This controversy involves the provisions of Section 1815 et seq., General Code (Section 5121.01 et seq., Revised Code), relating to the commitment of mentally ill residents to state institutions.
The controlling provisions of Section 1815-9, General Code (Section 5121.06, Revised Code), read as follows:
“It is the intent of this act that a husband may be held liable for the support of a wife while an inmate of any of said institutions, a wife for a husband, a father or mother for a son or daughter, and a son or daughter, or both, for a father or mother.”
The defendants contend that the terms “son or daughter” are by implication restricted to minor sons *434and daughters. The plaintiff insists that no such restriction is warranted by the unambiguous wording of the statute.
The defendants rely on the provisions of several other statutes relating to the obligation of a parent to support minor children. Chief among these statutes was Section 8002-3, General Code (Section 3103.03, Revised Code), which read in part:
“The husband must support himself, his wife, and his minor children out of his property or by his labor. If he is unable to do so, the wife must assist him so far as she is able. * * * ’ ’
It is the view of the defendants that these general statutes define the policy of the state and that Section 1815-9, General Code (Section 5121.06, Revised Code), supra, must be construed in harmony therewith.
One difficulty with this theory is that, as already observed, the statutes on which the defendants rely are merely general provisions relating generally to the obligation of parents to support their children, while the statute here involved is specific and relates to a particular phase of parental liability.
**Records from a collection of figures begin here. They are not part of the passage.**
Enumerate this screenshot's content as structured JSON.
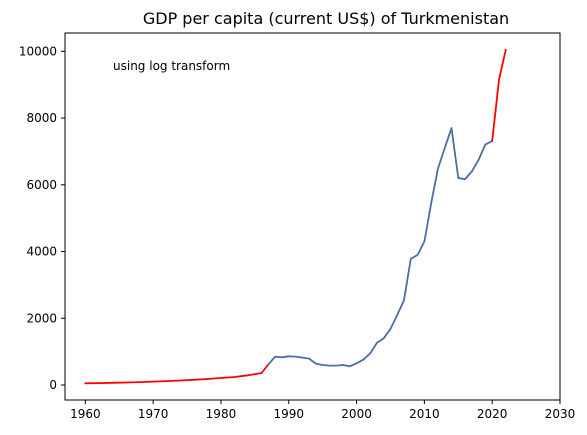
{
  "chart_data": {
    "type": "line",
    "title": "GDP per capita (current US$) of Turkmenistan",
    "annotation": "using log transform",
    "xlabel": "",
    "ylabel": "",
    "xlim": [
      1957,
      2030
    ],
    "ylim": [
      -450,
      10550
    ],
    "xticks": [
      1960,
      1970,
      1980,
      1990,
      2000,
      2010,
      2020,
      2030
    ],
    "yticks": [
      0,
      2000,
      4000,
      6000,
      8000,
      10000
    ],
    "grid": false,
    "series": [
      {
        "color": "#ff0000",
        "role": "estimated-early",
        "points": [
          [
            1960,
            50
          ],
          [
            1962,
            57
          ],
          [
            1964,
            66
          ],
          [
            1966,
            76
          ],
          [
            1968,
            88
          ],
          [
            1970,
            101
          ],
          [
            1972,
            117
          ],
          [
            1974,
            135
          ],
          [
            1976,
            156
          ],
          [
            1978,
            180
          ],
          [
            1980,
            208
          ],
          [
            1982,
            240
          ],
          [
            1984,
            290
          ],
          [
            1986,
            360
          ],
          [
            1987,
            620
          ]
        ]
      },
      {
        "color": "#4a6fa5",
        "role": "observed",
        "points": [
          [
            1987,
            620
          ],
          [
            1988,
            850
          ],
          [
            1989,
            830
          ],
          [
            1990,
            860
          ],
          [
            1991,
            850
          ],
          [
            1992,
            820
          ],
          [
            1993,
            790
          ],
          [
            1994,
            640
          ],
          [
            1995,
            600
          ],
          [
            1996,
            580
          ],
          [
            1997,
            580
          ],
          [
            1998,
            600
          ],
          [
            1999,
            560
          ],
          [
            2000,
            650
          ],
          [
            2001,
            760
          ],
          [
            2002,
            940
          ],
          [
            2003,
            1260
          ],
          [
            2004,
            1400
          ],
          [
            2005,
            1680
          ],
          [
            2006,
            2100
          ],
          [
            2007,
            2540
          ],
          [
            2008,
            3780
          ],
          [
            2009,
            3900
          ],
          [
            2010,
            4300
          ],
          [
            2011,
            5450
          ],
          [
            2012,
            6480
          ],
          [
            2013,
            7100
          ],
          [
            2014,
            7700
          ],
          [
            2015,
            6200
          ],
          [
            2016,
            6170
          ],
          [
            2017,
            6400
          ],
          [
            2018,
            6750
          ],
          [
            2019,
            7210
          ],
          [
            2020,
            7310
          ]
        ]
      },
      {
        "color": "#ff0000",
        "role": "estimated-late",
        "points": [
          [
            2020,
            7310
          ],
          [
            2021,
            9150
          ],
          [
            2022,
            10050
          ]
        ]
      }
    ]
  }
}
Another difficulty with the defendants’ view is that the terms of the statutes are different. Clearly the general statutes impose liability for the support of “minor children” only. But the statute relating to the subject of mental illness employs the very different terms “son or daughter.” The word “minor” does not appear. Shall this limitation be read into the special statute?
In the second paragraph of the syllabus in the case of Slingluff v. Weaver, 66 Ohio St., 621, 64 N. E., 574, this court held:
“2. But the intent of the law-makers is to be sought first of all in the language employed, and if the words be free from ambiguity and doubt, and express plainly, clearly and distinctly, the sense of the law-making *435body, there is no occasion to resort to other means of interpretation. The question is not what did the General Assembly intend to enact, but what is the meaning of that which it did enact. That body should be held to mean what it has plainly expressed, and hence no room is left for construction. ’ ’
Applying this familiar principle of law, this court is of the opinion that it is not permitted to read words into or out of the statute but must accept the enactment of the General Assembly as it stands. If this is not done, this statute serves no useful purpose inasmuch as the existing general statutes already impose liability for the support of minor children. This court is not permitted to assume that the General Assembly had no purpose in enacting the new and differently worded statute. Since the General Assembly has employed the terms “a son or daughter” without limitation, it is not within the province of this court to hold that the provisions apply to only some sons or some daughters — minors—who have been committed to such institutions. Furthermore, while the word “children” is employed frequently to indicate only persons of immature years, the terms “son” and “daughter” are not used in this narrow connotation.
Hence, the judgments of the lower courts must be reversed and final judgments rendered in the agreed amounts named in the stipulations of fact.
Judgments reversed.
Taft, Hart, Zimmerman and Stewart, JJ., concur. Lamneck, J., not participating.